A love affair with what has been described as Granthams Landing’s “hall with a heart” was on full display Valentine’s Day morning.
Dozens of community members were joined by local politicians past and present, officials and government staff to celebrate the reopening of Granthams Hall.
“We waited so long for this hall to be opened, too long in the eyes of many people,” said Karen Careless, of the Granthams Hall steering committee.
The $525,000 restoration finished on time in eight months. Local construction company Summerhill Fine Homes replaced the foundation, and roof, including its trusses to create a cathedral hemlock interior ceiling, among many other upgrades and additions. A wheelchair ramp now flanks the refurbished exterior.
“I only wish the original people could see what they did,” said Careless, referring to the volunteers who constructed the building in 1931. “Mind you, they did a heck of a job for $2,000.”
The heritage property, donated to the United Church by Frederic Grantham, is located at the bottom of a steep slope on Church Road, and was transformed from a church into a community hall in 1943. The Sunshine Coast Regional District (SCRD) assumed ownership in 2009. Gradually, it fell into disrepair and by 2015, an engineering report found structural problems with its roof and foundation, forcing the SCRD to shut its doors.
“It was a very sad day when the hall closed,” said West Vancouver-Sunshine Coast-Sea-to-Sky Country MP Patrick Weiler in his speech at the reopening.
The same year it closed, the SCRD board committed to refurbishing it for an estimated $420,000. Half that amount was to be raised through grants and donations, and the other covered with gas tax funds.
But complications and disagreements at the board table about how the hall should be funded cropped up and efforts to secure grants, including from the federal government, delayed the process.
Careless, who also co-chaired the Granthams Landing Improvement District, fought for the SCRD to commit to funding repairs, as was promised when the government assumed control from the improvement district. “We want the agreement honoured and our hall functioning now,” she told directors in 2017.

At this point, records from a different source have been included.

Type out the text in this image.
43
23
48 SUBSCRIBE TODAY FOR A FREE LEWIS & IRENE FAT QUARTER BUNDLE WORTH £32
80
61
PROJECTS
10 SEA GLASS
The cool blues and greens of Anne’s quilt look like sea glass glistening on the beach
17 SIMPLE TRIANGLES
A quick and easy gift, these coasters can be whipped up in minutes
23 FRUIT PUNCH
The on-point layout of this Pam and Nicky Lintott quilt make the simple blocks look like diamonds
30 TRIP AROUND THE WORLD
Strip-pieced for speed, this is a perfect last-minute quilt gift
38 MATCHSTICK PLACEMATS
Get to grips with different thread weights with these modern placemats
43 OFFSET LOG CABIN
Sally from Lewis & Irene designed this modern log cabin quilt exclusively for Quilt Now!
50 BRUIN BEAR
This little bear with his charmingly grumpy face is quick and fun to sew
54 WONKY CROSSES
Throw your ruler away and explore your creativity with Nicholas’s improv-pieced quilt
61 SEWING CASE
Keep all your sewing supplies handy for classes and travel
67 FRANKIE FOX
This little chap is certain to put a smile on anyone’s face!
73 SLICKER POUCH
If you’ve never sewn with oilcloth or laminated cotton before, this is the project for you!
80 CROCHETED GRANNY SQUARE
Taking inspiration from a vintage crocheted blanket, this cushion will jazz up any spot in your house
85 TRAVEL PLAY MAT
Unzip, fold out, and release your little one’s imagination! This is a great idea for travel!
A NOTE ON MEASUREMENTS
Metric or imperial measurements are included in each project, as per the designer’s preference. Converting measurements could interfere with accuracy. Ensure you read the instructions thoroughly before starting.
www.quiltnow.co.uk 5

At that time, Granthams community members, and former Area F director Ian Winn, lamented what they perceived as a failing by the SCRD to fulfill what Winn called a “duty of care” to maintain the hall.
Then, in 2019, with a letter of support from Squamish Nation, the SCRD was finally successful in securing a grant through the Canada Cultural Spaces Fund to cover 50 per cent of the project, paving the way for the renovations. The rest of the money was raised by the community and a variety of other funding sources, including gas taxes, money from independent power projects and a community benefits fund. “It was a great, great group of people who came together and raised the money, and for that we’re very thankful,” Winn said at the reopening.
He said it was Careless who coined the phrase “hall with a heart,” during a planning meeting for the restorations. “It really resonated with me,” he said to the crowd gathered around the entrance, waiting eagerly to step inside. “It’s a good news story and that story is going to begin now with, ‘Welcome, I am Granthams Hall. I open my heart to you.’”
Moments later, Careless, who used the newly-built wheelchair ramp to access the entrance, helped cut the ribbon with SCRD chair Lori Pratt and Weiler.